Genes encoding the vacuolar Na+/H+ exchanger and flower coloration.

Vacuolar pH plays an important role in flower coloration: an increase in the vacuolar pH causes blueing of flower color. In the Japanese morning glory (Ipomoea nil or Pharbitis nil), a shift from reddish-purple buds to blue open flowers correlates with an increase in the vacuolar pH. We describe details of the characterization of a mutant that carries a recessive mutation in the Purple (Pr) gene encoding a vacuolar Na+/H+ exchanger termed InNHX1. The genome of I. nil carries one copy of the Pr (or InNHX1) gene and its pseudogene, and it showed functional complementation to the yeast nhx1 mutation. The mutant of I. nil, called purple (pr), showed a partial increase in the vacuolar pH during flower-opening and its reddish-purple buds change into purple open flowers. The vacuolar pH in the purple open flowers of the mutant was significantly lower than that in the blue open flowers. The InNHX1 gene is most abundantly expressed in the petals at around 12 h before flower-opening, accompanying the increase in the vacuolar pH for the blue flower coloration. No such massive expression was observed in the petunia flowers. Since the NHX1 genes that promote the transport of Na+ into the vacuoles have been regarded to be involved in salt tolerance by accumulating Na+ in the vacuoles, we can add a new biological role for blue flower coloration in the Japanese morning glory by the vacuolar alkalization.

Identification of new chalcone synthase genes for flower pigmentation in the Japanese and common morning glories.

New cDNA sequences for chalcone synthase (CHS), a key enzyme in the flavonoid biosynthesis, were obtained from the Japanese and common morning glories; they are more closely related to other CHS sequences than the six previously described CHS genes from the same plants. The newly isolated CHS-D gene is abundantly expressed in the pigmented flower buds, while its expression is drastically reduced in the white flower buds. Thus CHS-D appears to produce major CHS transcripts for flower pigmentation.

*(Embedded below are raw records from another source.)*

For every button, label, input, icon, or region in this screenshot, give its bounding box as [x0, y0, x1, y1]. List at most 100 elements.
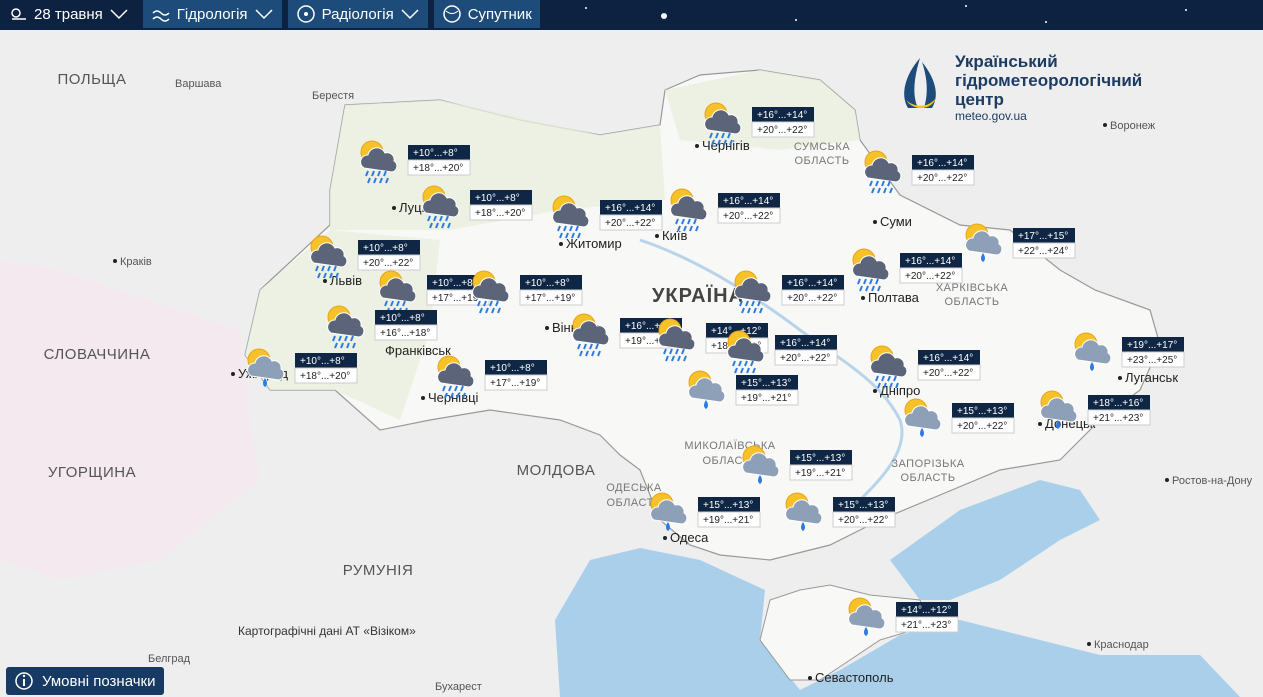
- rain: [681, 218, 687, 232]
- day-box: [917, 364, 981, 381]
- forecast: +10°...+8° +17°...+19°: [472, 270, 583, 314]
- cloud: [670, 195, 708, 221]
- drop: [758, 475, 762, 484]
- night-temp: +10°...+8°: [490, 363, 535, 374]
- rain: [869, 180, 875, 194]
- logo-url[interactable]: meteo.gov.ua: [955, 109, 1027, 123]
- night-box: [408, 145, 470, 160]
- day-temp: +17°...+19°: [432, 293, 482, 304]
- place-label: ПОЛЬЩА: [57, 71, 126, 88]
- rain: [563, 225, 569, 239]
- cloud: [848, 604, 886, 630]
- day-temp: +18°...+20°: [300, 371, 350, 382]
- day-temp: +20°...+22°: [780, 353, 830, 364]
- logo-title: центр: [955, 90, 1004, 109]
- place-label: Франківськ: [385, 343, 451, 358]
- legend-button[interactable]: Умовні позначки: [6, 667, 164, 695]
- cloud: [552, 202, 590, 228]
- date-selector[interactable]: 28 травня: [0, 0, 137, 28]
- night-box: [295, 353, 357, 368]
- rain: [732, 360, 738, 374]
- drop: [1056, 420, 1060, 429]
- night-box: [358, 240, 420, 255]
- weather-icon: [785, 492, 823, 531]
- place-dot: [861, 296, 865, 300]
- rain: [757, 300, 763, 314]
- day-box: [774, 349, 838, 366]
- place-label: Бухарест: [435, 681, 482, 693]
- day-temp: +20°...+22°: [917, 173, 967, 184]
- night-box: [600, 200, 662, 215]
- weather-icon: [437, 355, 475, 399]
- rain: [721, 132, 727, 146]
- cloud: [437, 362, 475, 388]
- forecast: +10°...+8° +17°...+19°: [437, 355, 548, 399]
- day-temp: +20°...+22°: [605, 218, 655, 229]
- place-dot: [1103, 123, 1107, 127]
- forecast: +10°...+8° +16°...+18°: [327, 305, 438, 349]
- day-temp: +20°...+22°: [905, 271, 955, 282]
- drop: [263, 378, 267, 387]
- forecast: +16°...+14° +20°...+22°: [870, 345, 981, 389]
- night-box: [375, 310, 437, 325]
- place-dot: [655, 234, 659, 238]
- night-box: [775, 335, 837, 350]
- rain: [427, 215, 433, 229]
- rain: [344, 335, 350, 349]
- day-temp: +20°...+22°: [757, 125, 807, 136]
- cloud: [650, 499, 688, 525]
- cloud: [422, 192, 460, 218]
- night-temp: +15°...+13°: [795, 453, 845, 464]
- day-box: [911, 169, 975, 186]
- place-dot: [113, 259, 117, 263]
- satellite-menu[interactable]: Супутник: [433, 0, 540, 28]
- info-icon: [15, 672, 33, 690]
- night-box: [900, 253, 962, 268]
- cloud: [379, 277, 417, 303]
- night-box: [1122, 337, 1184, 352]
- cloud: [310, 242, 348, 268]
- day-temp: +17°...+19°: [490, 378, 540, 389]
- day-box: [407, 159, 471, 176]
- place-label: Ростов-на-Дону: [1172, 475, 1253, 487]
- place-label: Суми: [880, 214, 912, 229]
- night-box: [1013, 228, 1075, 243]
- forecast: +16°...+14° +20°...+22°: [852, 248, 963, 292]
- rain: [575, 225, 581, 239]
- day-box: [789, 464, 853, 481]
- rain: [433, 215, 439, 229]
- rain: [875, 375, 881, 389]
- top-bar: 28 травня Гідрологія Радіологія Супутник: [0, 0, 1263, 30]
- rain: [887, 180, 893, 194]
- nav-label: Радіологія: [321, 5, 394, 23]
- cloud: [852, 255, 890, 281]
- day-box: [599, 214, 663, 231]
- night-temp: +10°...+8°: [525, 278, 570, 289]
- weather-icon: [1074, 332, 1112, 371]
- rain: [333, 265, 339, 279]
- weather-icon: [552, 195, 590, 239]
- night-temp: +10°...+8°: [475, 193, 520, 204]
- weather-icon: [965, 223, 1003, 262]
- weather-icon: [727, 330, 765, 374]
- rain: [750, 360, 756, 374]
- cloud: [688, 377, 726, 403]
- night-temp: +10°...+8°: [413, 148, 458, 159]
- weather-icon: [670, 188, 708, 232]
- hydrology-menu[interactable]: Гідрологія: [142, 0, 282, 28]
- radiology-menu[interactable]: Радіологія: [287, 0, 428, 28]
- place-dot: [663, 536, 667, 540]
- rain: [557, 225, 563, 239]
- forecast: +14°...+12° +21°...+23°: [848, 597, 959, 636]
- forecast: +10°...+8° +18°...+20°: [247, 348, 358, 387]
- place-label: УКРАЇНА: [652, 284, 744, 307]
- night-temp: +16°...+14°: [605, 203, 655, 214]
- day-temp: +20°...+22°: [923, 368, 973, 379]
- rain: [669, 348, 675, 362]
- day-temp: +20°...+22°: [957, 421, 1007, 432]
- rain: [744, 360, 750, 374]
- place-label: СУМСЬКА: [794, 141, 850, 153]
- forecast: +15°...+13° +20°...+22°: [904, 398, 1015, 437]
- night-box: [912, 155, 974, 170]
- drop: [1090, 362, 1094, 371]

Amplified restriction fragment length polymorphism-based mRNA fingerprinting using a single restriction enzyme that recognizes a 4-bp sequence.

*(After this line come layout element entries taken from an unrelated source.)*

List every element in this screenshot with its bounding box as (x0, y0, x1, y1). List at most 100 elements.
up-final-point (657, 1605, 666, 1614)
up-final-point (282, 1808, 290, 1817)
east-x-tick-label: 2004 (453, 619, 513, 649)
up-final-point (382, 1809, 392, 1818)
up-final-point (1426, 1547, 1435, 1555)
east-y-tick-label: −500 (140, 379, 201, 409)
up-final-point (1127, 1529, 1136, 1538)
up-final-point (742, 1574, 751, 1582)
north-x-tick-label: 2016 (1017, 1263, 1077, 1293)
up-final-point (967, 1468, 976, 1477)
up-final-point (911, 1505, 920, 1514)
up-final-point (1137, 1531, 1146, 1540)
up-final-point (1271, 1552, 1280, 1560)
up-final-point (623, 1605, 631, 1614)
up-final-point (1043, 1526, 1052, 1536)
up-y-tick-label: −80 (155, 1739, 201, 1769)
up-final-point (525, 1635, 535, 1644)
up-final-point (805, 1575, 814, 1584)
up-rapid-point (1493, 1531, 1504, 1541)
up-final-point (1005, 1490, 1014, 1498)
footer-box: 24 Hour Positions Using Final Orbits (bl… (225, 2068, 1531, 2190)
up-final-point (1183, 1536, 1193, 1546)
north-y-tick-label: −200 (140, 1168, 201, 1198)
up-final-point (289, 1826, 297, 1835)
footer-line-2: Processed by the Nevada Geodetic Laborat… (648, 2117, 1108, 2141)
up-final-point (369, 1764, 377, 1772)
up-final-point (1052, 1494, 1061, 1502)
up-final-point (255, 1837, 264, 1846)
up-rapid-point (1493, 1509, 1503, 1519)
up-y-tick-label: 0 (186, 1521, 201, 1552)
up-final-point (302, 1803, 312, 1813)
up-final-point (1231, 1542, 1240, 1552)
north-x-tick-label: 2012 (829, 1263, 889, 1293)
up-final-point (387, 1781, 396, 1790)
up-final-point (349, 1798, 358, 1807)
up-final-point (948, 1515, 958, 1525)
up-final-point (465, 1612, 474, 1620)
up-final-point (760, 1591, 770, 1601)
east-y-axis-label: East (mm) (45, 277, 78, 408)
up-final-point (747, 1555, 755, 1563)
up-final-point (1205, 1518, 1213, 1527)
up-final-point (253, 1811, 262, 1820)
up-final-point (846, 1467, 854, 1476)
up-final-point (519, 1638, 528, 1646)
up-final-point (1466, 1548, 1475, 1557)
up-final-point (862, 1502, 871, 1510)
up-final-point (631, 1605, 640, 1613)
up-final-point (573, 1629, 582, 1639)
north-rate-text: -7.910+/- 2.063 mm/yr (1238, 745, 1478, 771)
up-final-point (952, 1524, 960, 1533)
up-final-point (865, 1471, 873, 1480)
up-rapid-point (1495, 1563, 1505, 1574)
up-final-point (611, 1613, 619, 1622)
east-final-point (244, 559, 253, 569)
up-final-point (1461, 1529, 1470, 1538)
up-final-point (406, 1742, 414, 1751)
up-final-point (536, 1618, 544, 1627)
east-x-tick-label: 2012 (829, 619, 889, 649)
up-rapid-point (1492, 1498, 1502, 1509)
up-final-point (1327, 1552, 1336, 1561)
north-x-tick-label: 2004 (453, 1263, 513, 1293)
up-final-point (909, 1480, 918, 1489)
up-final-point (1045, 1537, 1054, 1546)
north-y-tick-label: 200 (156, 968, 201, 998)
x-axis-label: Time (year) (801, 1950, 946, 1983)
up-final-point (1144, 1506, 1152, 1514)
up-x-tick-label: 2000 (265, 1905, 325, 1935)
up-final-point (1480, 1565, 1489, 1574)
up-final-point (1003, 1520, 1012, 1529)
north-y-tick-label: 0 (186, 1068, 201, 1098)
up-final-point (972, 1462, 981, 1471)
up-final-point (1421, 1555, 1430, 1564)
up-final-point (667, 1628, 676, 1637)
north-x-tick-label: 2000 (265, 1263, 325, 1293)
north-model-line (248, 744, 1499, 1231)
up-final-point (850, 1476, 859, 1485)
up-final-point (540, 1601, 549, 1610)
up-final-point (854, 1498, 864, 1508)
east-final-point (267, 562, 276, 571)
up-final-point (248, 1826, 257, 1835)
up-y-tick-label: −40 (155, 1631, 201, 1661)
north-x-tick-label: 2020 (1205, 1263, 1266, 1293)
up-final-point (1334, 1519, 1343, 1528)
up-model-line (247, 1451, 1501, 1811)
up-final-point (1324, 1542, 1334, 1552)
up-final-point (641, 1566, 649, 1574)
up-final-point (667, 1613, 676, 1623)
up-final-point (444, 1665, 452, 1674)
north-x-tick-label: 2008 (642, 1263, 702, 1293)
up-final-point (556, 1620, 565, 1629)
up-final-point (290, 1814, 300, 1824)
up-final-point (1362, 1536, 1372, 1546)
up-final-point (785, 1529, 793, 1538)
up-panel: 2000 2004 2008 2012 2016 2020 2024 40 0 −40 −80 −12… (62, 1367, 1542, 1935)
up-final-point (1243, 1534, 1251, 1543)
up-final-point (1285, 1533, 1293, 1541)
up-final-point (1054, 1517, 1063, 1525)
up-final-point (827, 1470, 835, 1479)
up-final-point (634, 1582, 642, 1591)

Using amplified restriction fragment length polymorphism (AFLP) technology, we have developed a new protocol for the fingerprinting of mRNA that allows systematic comparison of the differential expression of genes between mRNA samples. The major advantage of our protocol is the use of only a single restriction enzyme that recognizes a 4-bp sequence but allows screening of large numbers of different cDNAs. Using this new protocol, we compared mRNA samples obtained from the flower buds of two lines of the common morning glory (Ipomoea purpurea) with red and white flowers, respectively. Approximately 50 bands were observed in each lane of a denaturing polyacrylamide gel and the results were highly reproducible, as indicated by the results of analysis of two sets of independent mRNA samples. Two cDNA fragments, which were differentially amplified in the samples from the two lines, were shown to have been derived from a single gene that was actively expressed in the buds of red flowers but not in those of white flowers. A full-length cDNA of this gene was cloned from a bud cDNA library. Sequence analysis showed that this cDNA carries a sequence highly homologous to the chalcone synthase (CHS) genes, the key enzyme in the flavonoid biosynthetic pathway.